In a free market, including a free monetary system, nominal income would be whatever the cumulative interactions of the market participants generated in terms of their demand to hold various forms of money and the supply of commodity money and money substitutes.
End of story. I'm sick and tired of social engineering of any type or form. Who are these nominal income targeting "experts"? How do they know how much nominal income should be in the economy and what its "growth path" should be?
This is just another form of monetary central planning. Another form of Friedman's "rule" following.
I don't think nominal expenditure targeting is monetary central planning. What should the target for nominal expenditure be at any time? It should be 3% higher than the previous period. Where does 3% come from? The long run trend growth rate in real output.
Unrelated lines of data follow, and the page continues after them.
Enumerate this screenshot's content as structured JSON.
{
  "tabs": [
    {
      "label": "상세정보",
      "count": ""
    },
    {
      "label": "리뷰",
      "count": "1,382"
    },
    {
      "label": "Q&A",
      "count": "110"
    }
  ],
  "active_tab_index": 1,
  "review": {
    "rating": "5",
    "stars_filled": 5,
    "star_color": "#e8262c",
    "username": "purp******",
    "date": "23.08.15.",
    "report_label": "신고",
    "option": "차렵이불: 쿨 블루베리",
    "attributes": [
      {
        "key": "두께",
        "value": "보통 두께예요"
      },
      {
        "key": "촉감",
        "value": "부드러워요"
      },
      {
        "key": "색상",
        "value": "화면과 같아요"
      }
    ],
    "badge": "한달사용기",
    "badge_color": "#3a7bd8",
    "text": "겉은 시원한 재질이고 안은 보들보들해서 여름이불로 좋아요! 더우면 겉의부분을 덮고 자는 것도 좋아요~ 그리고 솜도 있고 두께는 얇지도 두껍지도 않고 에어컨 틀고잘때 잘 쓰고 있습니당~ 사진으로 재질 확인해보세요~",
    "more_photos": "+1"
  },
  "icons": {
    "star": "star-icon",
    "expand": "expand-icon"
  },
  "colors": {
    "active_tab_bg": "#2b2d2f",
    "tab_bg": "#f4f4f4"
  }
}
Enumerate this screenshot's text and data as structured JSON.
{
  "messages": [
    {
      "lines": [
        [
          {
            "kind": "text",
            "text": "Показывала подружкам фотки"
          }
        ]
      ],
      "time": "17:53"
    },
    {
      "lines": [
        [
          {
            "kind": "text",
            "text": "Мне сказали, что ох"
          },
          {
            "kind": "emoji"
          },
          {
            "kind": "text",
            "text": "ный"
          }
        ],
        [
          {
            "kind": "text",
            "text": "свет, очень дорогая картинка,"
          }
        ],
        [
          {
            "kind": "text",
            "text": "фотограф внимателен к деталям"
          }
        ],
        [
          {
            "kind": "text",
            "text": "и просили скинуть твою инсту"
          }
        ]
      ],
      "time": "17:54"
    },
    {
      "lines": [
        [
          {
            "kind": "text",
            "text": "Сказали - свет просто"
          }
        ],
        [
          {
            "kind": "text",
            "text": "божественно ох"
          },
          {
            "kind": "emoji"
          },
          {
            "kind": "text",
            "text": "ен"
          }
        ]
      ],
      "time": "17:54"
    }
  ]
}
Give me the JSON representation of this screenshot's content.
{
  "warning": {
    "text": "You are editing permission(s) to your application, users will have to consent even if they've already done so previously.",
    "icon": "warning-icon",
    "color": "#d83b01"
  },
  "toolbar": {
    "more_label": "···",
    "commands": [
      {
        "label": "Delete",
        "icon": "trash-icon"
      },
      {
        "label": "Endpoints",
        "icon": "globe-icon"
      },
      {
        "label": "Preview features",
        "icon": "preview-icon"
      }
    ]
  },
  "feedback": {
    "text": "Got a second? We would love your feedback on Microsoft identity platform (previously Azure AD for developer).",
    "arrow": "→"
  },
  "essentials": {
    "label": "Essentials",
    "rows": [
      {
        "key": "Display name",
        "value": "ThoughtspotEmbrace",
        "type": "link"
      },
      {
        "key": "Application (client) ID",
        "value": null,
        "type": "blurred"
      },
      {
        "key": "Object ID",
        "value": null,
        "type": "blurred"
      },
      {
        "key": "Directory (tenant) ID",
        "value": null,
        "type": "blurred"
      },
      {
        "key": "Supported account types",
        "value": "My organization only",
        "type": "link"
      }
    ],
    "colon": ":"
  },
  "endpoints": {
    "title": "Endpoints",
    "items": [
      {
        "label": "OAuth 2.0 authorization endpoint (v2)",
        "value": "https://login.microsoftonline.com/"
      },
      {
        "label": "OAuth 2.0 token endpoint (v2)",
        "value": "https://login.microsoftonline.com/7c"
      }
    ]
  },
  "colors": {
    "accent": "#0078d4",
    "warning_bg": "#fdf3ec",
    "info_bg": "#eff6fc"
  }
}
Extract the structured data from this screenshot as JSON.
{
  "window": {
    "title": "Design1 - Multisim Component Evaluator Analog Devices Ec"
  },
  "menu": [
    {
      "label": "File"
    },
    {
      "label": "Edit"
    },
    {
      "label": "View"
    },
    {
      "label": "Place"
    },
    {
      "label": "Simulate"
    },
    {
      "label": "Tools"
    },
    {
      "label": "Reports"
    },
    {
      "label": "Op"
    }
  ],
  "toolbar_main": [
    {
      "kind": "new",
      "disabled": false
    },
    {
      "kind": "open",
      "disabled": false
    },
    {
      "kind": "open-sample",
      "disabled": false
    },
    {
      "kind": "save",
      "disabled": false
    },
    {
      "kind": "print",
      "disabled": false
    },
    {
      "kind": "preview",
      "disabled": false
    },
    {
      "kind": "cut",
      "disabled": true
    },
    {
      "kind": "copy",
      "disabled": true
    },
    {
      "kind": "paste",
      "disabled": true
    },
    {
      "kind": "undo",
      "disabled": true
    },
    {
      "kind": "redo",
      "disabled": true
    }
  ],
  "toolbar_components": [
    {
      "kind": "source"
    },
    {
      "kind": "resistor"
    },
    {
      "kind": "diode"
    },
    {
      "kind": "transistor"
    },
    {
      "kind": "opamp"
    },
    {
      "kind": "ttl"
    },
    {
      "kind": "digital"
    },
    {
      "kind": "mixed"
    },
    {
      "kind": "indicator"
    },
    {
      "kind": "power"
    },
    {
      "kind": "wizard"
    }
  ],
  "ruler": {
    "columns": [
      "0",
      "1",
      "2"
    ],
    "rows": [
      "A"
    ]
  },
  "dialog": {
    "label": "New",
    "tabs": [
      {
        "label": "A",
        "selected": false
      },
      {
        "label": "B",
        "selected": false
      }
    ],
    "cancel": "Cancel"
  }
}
But where does the growth path start? I start it from 2nd quarter 2008, before the downturn in nominal expenditure started. However, it doesn't really matter. If nominal expenditure targeting had been implemented in 1985 or 1929, a much different initial level of nominal expenditure would have been appropriate. I don't think starting from the current level of nominal expenditure is appropriate, because it has recently decreased and I don't believe that prices and nominal incomes have adjusted.
Ebeling holds out an alternative of commodity money and free banking. I favor free banking as well, so the difference is the commodity money. Which commodity? What should happen to the price of the commodity? Stay fixed forever? Then at what price should it start? The answers to those questions is what determines the nominal anchor of the free banking system he proposes. Does the answer to those questions amount to monetary central planning?
Abolishing all money, returning to barter, and seeing what evolves is not a realistic approach.
Returning to a gold standard at some particular price of gold would be a significant government intervention.
Still, it isn't monetary central planning. Nominal values will adjust to this anchor.
Under Eberling's approach, the government is going to be fixing the price of one good. And then all nominal prices in the economy will adjust in order to clear the market for that good. Nominal income will depend on those nominal prices and a volume of real production determined by market forces--roughly the productive capacity of the economy. In my view, the market process by which prices and nominal incomes adjust throughout the economy to clear the market for the one good serving as nominal anchor is likely to be very disruptive to the process of production.
With nominal expenditure targeting, nominal prices will adjust to clear various markets. Real income will depend on the same market forces that determine productive capacity. The price level will change with fluctuations in productive capacity, but it should remain stable on average. Generally, nominal prices will rise for goods with higher relative prices and fall for goods with lower relative prices. Nominal interest rates will change with real interest rates. If productivity is temporarily impaired, nominal prices of goods and services rise to reflect the greater scarcity of products. If productivity is enhanced, the greater abundance of good will be signaled by lower nominal prices.
What is the better macroeconomic environment for microeconomic coordination? I think fixing the nominal price of gold is not as effective as slow, steady growth in nominal expenditure. And so, the nominal anchor for free banking should, if it is possible, be a growth path for nominal expenditure that reflects slow steady growth.